Quand un fonds d'investissement se mue en accompagnateur de startups
Derrière le programme Ville de Demain se dessine un modèle hybride où financement et accompagnement opérationnel avancent de concert. Analyse d'un dispositif porté par Nicolas Régnier et le fonds Francur, à l'heure où les territoires cherchent des relais crédibles pour leur transition.

Un constat de départ partagé par de nombreux acteurs
Les startups françaises spécialisées dans la transition digitale et environnementale font face à un paradoxe bien identifié : l'accès au capital ne suffit plus à garantir leur développement. De nombreuses jeunes pousses lèvent des fonds sans pour autant réussir à structurer leur croissance, faute d'un accompagnement stratégique adapté à la réalité des territoires. C'est ce constat qui a présidé à la création du programme Ville de Demain, initié par Nicolas Régnier avec le soutien du fonds Francur.
Le pari d'un accompagnement adossé au financement
L'originalité du dispositif tient dans son architecture même. Plutôt que de dissocier l'apport financier d'un côté et le conseil stratégique de l'autre, comme le font traditionnellement de nombreux fonds d'investissement, Ville de Demain articule les deux fonctions au sein d'un même parcours. Concrètement, une startup accompagnée bénéficie non seulement d'un ticket d'investissement potentiel via Francur, mais aussi d'un suivi opérationnel destiné à faciliter son déploiement auprès des collectivités locales.
Cette logique répond à une problématique bien réelle : les startups de la greentech ou de la civic tech peinent souvent à identifier les bons interlocuteurs publics, à comprendre les cycles de décision territoriaux, ou à adapter leur offre aux contraintes budgétaires des collectivités.
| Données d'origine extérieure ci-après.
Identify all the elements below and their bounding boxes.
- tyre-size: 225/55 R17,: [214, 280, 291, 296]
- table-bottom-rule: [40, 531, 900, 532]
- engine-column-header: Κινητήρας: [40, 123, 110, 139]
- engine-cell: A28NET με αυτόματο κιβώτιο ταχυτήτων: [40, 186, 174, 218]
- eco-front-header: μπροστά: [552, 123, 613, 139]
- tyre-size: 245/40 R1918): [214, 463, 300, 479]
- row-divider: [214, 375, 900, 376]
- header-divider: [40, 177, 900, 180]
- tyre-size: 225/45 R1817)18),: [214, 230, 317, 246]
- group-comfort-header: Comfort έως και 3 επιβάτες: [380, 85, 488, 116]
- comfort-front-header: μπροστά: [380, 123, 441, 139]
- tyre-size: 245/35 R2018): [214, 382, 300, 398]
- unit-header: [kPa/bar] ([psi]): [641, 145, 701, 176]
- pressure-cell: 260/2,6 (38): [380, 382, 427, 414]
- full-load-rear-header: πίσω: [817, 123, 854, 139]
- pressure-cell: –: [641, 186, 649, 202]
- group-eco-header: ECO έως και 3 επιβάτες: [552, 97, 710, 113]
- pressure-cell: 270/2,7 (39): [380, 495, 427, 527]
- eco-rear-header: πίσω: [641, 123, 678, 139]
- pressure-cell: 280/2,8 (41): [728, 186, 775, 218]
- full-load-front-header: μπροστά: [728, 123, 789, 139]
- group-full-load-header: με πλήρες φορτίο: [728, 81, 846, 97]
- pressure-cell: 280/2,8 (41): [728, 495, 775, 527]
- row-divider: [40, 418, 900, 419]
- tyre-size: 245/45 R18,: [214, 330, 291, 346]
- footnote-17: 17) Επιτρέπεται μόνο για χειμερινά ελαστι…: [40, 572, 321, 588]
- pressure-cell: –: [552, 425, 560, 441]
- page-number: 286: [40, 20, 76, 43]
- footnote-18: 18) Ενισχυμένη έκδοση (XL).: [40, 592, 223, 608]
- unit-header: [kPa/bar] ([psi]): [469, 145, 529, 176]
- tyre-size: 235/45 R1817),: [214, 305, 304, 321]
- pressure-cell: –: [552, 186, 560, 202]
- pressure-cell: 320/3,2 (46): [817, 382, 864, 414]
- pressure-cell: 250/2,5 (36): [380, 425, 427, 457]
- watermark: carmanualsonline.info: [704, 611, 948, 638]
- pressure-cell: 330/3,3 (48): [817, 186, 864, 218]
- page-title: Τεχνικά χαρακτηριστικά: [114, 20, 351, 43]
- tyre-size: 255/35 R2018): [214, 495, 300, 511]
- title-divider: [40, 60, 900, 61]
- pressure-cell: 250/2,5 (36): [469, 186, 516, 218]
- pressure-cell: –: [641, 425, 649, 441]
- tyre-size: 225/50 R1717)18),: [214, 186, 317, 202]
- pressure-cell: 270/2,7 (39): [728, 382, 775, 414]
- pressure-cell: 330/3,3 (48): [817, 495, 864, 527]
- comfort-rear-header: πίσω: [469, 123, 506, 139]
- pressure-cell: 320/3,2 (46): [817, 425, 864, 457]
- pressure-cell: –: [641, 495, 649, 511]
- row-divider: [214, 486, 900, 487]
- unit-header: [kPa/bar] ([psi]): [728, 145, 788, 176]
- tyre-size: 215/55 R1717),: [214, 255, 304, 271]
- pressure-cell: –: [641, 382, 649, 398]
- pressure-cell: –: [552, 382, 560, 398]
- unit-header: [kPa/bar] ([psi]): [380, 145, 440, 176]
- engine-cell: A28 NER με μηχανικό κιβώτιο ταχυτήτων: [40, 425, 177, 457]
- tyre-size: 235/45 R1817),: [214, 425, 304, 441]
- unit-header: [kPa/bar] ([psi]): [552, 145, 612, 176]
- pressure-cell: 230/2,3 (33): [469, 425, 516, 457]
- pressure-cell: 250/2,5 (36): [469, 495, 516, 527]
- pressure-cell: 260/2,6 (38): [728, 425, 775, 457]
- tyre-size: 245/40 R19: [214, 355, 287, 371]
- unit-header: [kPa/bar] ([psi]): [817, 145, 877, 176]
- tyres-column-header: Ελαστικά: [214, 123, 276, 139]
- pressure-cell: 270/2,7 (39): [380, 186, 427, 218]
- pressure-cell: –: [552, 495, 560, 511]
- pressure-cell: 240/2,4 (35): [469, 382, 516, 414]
En couplant financement et mise en réseau, le programme cherche à réduire ce temps de latence qui coûte cher aux jeunes entreprises.
Le rôle du fonds Francur dans l'équation
Francur n'intervient pas ici comme un simple pourvoyeur de capitaux. Le fonds, présenté comme le bras financier du dispositif, participe activement à la sélection des startups accompagnées et à la définition des critères d'impact recherchés, qu'il s'agisse de sobriété énergétique, de mobilité douce ou de gouvernance numérique locale. Cette implication en amont permet, selon les porteurs du projet, d'aligner les intérêts financiers avec les objectifs de transition affichés par les collectivités partenaires.
Ce type de montage soulève une question plus large, régulièrement débattue dans l'écosystème de l'investissement à impact : un fonds peut-il rester un partenaire neutre lorsqu'il devient aussi prescripteur de stratégie ? Les défenseurs de ce modèle estiment que la proximité entre financement et accompagnement renforce la pertinence des décisions prises, en évitant les injonctions contradictoires entre performance financière et impact territorial.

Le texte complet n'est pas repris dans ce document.